Who this is for
Jumbo loans are mortgages above the conforming loan limit. For most of Florida in 2025, that limit is $806,500 on a single-family home. If your loan amount is bigger than that, you're in jumbo territory — different rules, different lenders, often surprisingly competitive rates.
Jumbo is everywhere in coastal Florida. Naples, Sarasota, downtown Tampa, the Keys, Palm Beach, Jupiter, Boca, Miami, Jacksonville Beach — once price points cross ~$900K, conventional financing usually doesn't reach. Jumbo is the conversation.
Why jumbo isn't scary anymore
Jumbo had a reputation for being expensive and fussy. That changed. Most banks portfolio jumbo loans (keep them on their balance sheet rather than selling to Fannie/Freddie), which gives them flexibility on guidelines. Several jumbo programs now price below conventional for borrowers with strong asset profiles.
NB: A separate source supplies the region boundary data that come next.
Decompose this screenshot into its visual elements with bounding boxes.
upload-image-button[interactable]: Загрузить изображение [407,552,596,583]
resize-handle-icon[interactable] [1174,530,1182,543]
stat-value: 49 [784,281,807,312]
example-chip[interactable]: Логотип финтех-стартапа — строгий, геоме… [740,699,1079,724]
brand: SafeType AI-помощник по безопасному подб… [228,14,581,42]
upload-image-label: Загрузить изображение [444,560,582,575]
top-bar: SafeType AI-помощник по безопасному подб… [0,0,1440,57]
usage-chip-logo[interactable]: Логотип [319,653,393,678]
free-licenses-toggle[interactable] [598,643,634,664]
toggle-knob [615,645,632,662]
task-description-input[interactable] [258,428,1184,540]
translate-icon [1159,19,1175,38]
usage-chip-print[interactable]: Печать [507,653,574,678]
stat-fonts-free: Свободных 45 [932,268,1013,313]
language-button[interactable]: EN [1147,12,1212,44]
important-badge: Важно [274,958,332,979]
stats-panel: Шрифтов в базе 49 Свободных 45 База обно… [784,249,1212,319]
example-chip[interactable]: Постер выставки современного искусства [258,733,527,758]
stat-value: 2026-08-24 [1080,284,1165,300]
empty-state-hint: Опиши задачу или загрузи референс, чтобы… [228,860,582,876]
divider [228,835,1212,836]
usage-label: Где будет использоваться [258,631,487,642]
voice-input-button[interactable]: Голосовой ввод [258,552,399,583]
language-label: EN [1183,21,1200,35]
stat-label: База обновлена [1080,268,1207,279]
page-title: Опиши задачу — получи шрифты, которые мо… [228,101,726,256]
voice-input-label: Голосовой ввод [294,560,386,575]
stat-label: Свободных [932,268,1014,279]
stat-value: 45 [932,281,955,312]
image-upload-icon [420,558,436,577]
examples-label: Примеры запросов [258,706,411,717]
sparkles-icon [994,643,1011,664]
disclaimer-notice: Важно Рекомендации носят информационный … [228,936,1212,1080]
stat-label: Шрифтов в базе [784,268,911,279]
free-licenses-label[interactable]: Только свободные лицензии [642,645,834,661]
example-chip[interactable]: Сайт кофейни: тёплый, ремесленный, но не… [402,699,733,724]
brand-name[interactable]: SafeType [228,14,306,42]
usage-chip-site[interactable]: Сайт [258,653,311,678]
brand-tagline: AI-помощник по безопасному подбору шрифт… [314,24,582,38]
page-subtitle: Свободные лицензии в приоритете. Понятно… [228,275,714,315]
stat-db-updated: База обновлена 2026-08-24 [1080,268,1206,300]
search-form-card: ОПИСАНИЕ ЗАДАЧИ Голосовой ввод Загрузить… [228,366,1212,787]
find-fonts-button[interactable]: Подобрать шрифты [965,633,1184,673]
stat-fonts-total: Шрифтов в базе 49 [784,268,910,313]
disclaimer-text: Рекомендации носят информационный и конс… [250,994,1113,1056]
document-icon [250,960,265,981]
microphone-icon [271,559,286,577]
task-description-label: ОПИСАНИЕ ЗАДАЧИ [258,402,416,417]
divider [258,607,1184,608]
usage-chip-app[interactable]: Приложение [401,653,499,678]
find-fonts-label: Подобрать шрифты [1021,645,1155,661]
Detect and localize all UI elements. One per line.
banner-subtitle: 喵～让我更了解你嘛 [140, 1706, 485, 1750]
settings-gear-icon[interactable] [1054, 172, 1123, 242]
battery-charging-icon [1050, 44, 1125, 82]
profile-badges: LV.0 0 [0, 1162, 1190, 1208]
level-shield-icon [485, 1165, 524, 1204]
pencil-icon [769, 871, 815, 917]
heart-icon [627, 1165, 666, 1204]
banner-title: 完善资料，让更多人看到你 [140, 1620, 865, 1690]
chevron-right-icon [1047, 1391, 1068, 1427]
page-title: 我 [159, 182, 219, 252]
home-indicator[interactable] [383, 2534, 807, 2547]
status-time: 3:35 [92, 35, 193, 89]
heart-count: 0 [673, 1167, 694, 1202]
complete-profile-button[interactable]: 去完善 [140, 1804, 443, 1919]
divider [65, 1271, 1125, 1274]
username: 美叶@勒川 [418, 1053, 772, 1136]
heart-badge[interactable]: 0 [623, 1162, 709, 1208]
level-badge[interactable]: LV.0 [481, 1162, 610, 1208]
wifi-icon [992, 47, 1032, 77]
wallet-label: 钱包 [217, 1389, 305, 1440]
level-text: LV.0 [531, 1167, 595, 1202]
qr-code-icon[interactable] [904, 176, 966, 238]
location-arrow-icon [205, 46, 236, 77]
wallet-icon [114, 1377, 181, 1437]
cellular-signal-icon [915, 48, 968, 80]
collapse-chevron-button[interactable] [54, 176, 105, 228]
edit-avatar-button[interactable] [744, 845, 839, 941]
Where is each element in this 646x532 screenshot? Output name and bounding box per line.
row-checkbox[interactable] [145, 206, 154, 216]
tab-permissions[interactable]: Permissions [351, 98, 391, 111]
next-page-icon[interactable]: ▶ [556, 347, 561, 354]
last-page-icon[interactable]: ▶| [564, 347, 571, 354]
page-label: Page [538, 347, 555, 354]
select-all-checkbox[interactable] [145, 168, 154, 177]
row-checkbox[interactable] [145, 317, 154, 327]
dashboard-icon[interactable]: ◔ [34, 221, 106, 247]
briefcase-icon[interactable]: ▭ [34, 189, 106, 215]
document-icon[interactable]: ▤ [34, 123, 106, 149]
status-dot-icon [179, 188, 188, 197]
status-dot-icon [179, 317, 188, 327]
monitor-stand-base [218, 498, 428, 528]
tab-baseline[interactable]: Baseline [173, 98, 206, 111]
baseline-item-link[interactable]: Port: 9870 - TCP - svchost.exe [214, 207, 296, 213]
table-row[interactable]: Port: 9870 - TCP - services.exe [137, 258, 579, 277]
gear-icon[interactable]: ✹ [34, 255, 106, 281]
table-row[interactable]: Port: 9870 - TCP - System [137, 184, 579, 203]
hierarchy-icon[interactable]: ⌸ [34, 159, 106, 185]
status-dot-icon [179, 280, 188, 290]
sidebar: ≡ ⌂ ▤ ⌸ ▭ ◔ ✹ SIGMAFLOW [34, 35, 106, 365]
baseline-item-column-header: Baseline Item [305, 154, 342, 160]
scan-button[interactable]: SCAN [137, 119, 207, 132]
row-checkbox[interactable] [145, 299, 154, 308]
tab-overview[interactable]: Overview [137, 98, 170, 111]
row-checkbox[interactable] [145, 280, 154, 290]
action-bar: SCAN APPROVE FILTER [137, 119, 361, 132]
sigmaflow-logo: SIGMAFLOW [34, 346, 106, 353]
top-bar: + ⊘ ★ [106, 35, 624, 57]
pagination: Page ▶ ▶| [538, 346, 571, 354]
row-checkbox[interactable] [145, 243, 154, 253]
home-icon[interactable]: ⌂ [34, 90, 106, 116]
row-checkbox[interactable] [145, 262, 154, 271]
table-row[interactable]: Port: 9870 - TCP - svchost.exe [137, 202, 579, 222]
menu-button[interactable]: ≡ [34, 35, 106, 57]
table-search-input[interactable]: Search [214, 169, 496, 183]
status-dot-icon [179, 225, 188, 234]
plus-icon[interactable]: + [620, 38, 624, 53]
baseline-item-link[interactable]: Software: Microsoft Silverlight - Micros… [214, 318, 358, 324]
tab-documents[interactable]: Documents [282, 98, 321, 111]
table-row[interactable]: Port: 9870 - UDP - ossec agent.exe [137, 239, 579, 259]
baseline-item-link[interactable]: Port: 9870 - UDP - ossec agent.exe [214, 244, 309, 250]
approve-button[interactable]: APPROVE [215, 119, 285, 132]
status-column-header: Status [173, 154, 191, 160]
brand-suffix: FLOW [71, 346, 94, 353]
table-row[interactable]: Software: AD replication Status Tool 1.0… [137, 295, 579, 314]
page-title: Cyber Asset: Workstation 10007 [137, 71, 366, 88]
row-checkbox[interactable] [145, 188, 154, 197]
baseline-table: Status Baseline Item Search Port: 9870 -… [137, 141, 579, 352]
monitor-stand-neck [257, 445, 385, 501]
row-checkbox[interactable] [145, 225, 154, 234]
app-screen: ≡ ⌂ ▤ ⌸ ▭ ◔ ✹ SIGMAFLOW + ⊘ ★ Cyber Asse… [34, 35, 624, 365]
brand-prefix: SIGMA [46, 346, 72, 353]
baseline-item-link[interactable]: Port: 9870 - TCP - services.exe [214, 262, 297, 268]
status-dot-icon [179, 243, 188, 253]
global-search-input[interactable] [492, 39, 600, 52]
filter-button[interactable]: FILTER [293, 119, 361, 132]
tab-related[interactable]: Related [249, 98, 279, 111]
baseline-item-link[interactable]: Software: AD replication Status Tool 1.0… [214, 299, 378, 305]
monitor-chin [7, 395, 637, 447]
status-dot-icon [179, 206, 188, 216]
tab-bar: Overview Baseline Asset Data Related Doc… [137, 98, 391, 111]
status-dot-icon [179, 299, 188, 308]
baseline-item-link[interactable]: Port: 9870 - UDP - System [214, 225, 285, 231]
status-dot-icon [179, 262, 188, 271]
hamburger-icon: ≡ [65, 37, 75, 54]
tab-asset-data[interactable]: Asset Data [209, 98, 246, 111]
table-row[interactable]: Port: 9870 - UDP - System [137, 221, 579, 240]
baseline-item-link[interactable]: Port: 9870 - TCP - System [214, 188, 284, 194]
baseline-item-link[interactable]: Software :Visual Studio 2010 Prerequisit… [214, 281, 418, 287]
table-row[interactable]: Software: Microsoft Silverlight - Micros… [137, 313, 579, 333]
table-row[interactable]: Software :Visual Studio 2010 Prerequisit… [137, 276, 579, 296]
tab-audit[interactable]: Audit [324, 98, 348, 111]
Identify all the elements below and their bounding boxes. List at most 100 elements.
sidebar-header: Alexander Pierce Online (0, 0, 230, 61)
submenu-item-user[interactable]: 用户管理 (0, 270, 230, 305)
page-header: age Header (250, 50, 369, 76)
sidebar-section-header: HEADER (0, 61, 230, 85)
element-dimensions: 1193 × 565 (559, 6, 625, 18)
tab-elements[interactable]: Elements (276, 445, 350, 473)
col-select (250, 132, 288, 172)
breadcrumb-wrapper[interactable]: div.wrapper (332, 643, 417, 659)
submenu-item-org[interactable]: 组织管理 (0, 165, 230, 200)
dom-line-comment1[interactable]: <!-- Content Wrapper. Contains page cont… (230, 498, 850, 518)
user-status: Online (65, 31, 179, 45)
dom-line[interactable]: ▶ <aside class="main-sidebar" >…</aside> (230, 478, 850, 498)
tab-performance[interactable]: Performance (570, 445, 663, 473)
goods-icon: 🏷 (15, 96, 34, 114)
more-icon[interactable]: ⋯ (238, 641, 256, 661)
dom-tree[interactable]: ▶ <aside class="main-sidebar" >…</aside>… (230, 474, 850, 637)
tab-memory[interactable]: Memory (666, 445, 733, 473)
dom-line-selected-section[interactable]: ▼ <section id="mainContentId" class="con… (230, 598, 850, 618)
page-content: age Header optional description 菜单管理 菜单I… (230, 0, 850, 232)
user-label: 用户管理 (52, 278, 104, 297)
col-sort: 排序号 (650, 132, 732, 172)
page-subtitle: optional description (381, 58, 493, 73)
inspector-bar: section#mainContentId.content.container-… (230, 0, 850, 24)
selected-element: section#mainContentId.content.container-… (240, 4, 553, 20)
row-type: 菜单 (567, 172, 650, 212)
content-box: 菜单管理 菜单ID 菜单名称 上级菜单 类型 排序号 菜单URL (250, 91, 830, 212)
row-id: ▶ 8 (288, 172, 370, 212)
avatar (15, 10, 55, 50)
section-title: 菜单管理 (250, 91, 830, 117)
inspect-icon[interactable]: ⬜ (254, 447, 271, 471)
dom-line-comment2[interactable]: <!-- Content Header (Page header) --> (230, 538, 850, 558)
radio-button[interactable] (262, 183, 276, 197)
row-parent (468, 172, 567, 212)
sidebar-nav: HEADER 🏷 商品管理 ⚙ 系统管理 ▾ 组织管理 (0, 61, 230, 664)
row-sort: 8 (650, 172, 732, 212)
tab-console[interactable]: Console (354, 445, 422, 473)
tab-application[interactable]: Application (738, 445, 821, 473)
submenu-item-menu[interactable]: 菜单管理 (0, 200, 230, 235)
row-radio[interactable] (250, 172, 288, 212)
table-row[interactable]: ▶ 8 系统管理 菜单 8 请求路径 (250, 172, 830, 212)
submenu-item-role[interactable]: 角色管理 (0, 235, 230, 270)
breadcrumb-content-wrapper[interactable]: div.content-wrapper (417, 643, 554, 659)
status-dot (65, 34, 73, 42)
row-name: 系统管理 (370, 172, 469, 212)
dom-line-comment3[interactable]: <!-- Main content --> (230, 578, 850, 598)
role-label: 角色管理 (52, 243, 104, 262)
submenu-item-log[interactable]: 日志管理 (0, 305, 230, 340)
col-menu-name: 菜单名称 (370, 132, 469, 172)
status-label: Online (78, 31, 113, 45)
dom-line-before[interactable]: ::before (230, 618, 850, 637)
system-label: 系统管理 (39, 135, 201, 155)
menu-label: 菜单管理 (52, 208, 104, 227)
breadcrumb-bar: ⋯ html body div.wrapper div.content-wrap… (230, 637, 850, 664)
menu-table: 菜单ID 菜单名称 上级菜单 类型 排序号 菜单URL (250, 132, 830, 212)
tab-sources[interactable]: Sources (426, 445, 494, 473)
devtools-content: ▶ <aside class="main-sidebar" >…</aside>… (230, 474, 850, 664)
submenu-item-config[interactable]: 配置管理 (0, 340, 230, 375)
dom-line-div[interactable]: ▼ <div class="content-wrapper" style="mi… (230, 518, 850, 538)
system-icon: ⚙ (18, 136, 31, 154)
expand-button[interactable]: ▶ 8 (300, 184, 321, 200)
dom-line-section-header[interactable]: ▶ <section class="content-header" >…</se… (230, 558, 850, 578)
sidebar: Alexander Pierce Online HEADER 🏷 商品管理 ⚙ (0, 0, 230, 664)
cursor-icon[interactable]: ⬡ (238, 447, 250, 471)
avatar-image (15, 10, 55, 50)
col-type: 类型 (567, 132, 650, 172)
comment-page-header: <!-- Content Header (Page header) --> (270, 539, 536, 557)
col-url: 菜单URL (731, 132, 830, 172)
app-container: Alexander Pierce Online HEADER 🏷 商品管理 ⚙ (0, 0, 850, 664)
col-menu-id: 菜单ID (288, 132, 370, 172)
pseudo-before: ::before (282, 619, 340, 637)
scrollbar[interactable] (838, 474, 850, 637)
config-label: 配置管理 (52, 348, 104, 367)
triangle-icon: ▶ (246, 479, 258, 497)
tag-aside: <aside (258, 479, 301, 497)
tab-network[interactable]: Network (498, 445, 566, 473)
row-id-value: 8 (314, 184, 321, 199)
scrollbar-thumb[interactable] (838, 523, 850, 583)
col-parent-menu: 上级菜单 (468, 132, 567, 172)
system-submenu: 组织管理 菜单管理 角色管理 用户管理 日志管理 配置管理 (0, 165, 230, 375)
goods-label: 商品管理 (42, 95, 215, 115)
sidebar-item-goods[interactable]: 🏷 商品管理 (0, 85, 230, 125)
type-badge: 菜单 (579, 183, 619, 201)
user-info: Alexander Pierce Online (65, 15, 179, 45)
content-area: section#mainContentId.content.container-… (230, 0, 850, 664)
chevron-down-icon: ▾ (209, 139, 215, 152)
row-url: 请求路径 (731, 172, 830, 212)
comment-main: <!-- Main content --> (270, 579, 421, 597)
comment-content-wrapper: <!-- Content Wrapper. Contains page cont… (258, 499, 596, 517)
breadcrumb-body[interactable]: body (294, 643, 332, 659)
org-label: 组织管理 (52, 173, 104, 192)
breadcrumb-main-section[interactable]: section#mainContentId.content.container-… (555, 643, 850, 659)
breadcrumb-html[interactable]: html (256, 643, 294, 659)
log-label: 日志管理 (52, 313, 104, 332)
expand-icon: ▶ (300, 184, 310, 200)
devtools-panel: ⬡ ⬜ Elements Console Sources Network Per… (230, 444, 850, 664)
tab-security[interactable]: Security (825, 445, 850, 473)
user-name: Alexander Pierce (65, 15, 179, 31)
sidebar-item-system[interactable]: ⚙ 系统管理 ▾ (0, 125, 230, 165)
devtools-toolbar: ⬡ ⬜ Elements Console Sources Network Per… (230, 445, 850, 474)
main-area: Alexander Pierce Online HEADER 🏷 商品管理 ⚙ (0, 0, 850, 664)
The headline shift: a strong jumbo borrower today often gets the best rate of any program. The "premium" people remember is gone.
Qualifying for jumbo
Jumbo underwriting is tighter than conventional, but it's not unreasonable:
- Credit score: 700 minimum at most lenders, 720+ for the best pricing. Below 700 the program gets harder.
- Down payment: 10% available on some jumbo programs; 20% is typical and unlocks the best rates. 25-30% on second homes and investment.
- Reserves: 6-24 months of PITIA in liquid reserves, depending on loan size. Big jumbo loans want big cushions.
- DTI: 43% is the soft cap; some lenders go to 50% with strong compensating factors. Asset-based qualification (treating retirement and investment accounts as income-producing) is sometimes available.
- Documentation: Two years of tax returns and W-2s standard. Bank statement and asset depletion alternatives exist for self-employed and high-net-worth borrowers — see Bank Statement.
Jumbo flavors
"Jumbo" isn't one product — it's a category covering several different lending profiles:
- Standard agency-eligible jumbo — loans just above the conforming limit, sold to Fannie/Freddie under high-balance programs in eligible counties (limited in Florida).
- Portfolio jumbo — banks holding the loan rather than selling it. Most flexibility on underwriting, often the best rates.
- Bank statement jumbo — using deposits rather than tax returns to qualify. Built for self-employed high earners.
- Asset depletion / asset-based — qualifying high-net-worth borrowers using investment accounts, even if income is low.
- Interest-only jumbo — 5-10 year I/O period before P&I starts. Useful for executives expecting bonuses or business owners with lumpy income.
- Super jumbo — typically loans above $2-3M. Even tighter underwriting, often relationship-based with a private bank.
Florida-specific notes
- Insurance is the biggest gotcha. A waterfront jumbo property might quote $25,000+/year in insurance. That's a real number that affects DTI and what you qualify for. Get the quote early — like, before you offer.
- Coastal property gets extra scrutiny. Wind, flood, sinkhole exposure all factor into jumbo lending. Some carriers have stopped writing jumbo policies in barrier-island ZIPs entirely. The lender wants to see the policy issued.
- Condo lending matters. Many luxury Florida condos are non-warrantable (high investor concentration, special assessments, single-entity ownership). Some jumbo lenders specialize in non-warrantable condo lending; pricing varies. Check before you fall in love with a unit.
- Out-of-state buyers. If you're moving to Florida from a higher-tax state, your tax-return income often looks lower in the year of the move (relocation expenses, partial-year deductions). Asset-based or bank-statement programs can bridge this.
- Ultra-luxury appraisals. Above $3M, comparables get thin. Appraisers sometimes push back on price. We work with appraisers experienced in Florida luxury markets.
Common jumbo scenarios
$1.5M, 30% down, asset-based
Retired with strong investment portfolio but limited W-2 income. Asset depletion qualifies on the portfolio. Cash to close from taxable account; portfolio stays mostly invested.
$1.2M, 20% down
Strong income, healthy bonus, moving from out of state. Standard jumbo with full doc. Often closes in 25 days if we line up the relocation timeline.
$900K, bank statement jumbo
S-Corp owner with 2 years of strong deposits but heavy paper losses on tax returns. Bank statement jumbo qualifies on deposits. Slight rate premium vs. full-doc.
$1.8M condo, 25% down
Primary residence elsewhere; buying a Florida second home. Jumbo second-home pricing slightly higher than primary. Condo warrantability check is the gating issue.
When jumbo isn't the right move
- You're right at or just below the conforming limit — sometimes putting a bit more down to stay conforming is the better play. Conventional is simpler, and the rate gap (when there is one) may not justify it.
- You qualify for jumbo VA — VA loans don't have a hard limit if you have full entitlement. For eligible buyers, that's usually better than civilian jumbo.
- You're an investor stacking properties — DSCR often works better than jumbo investment lending past 1-2 properties.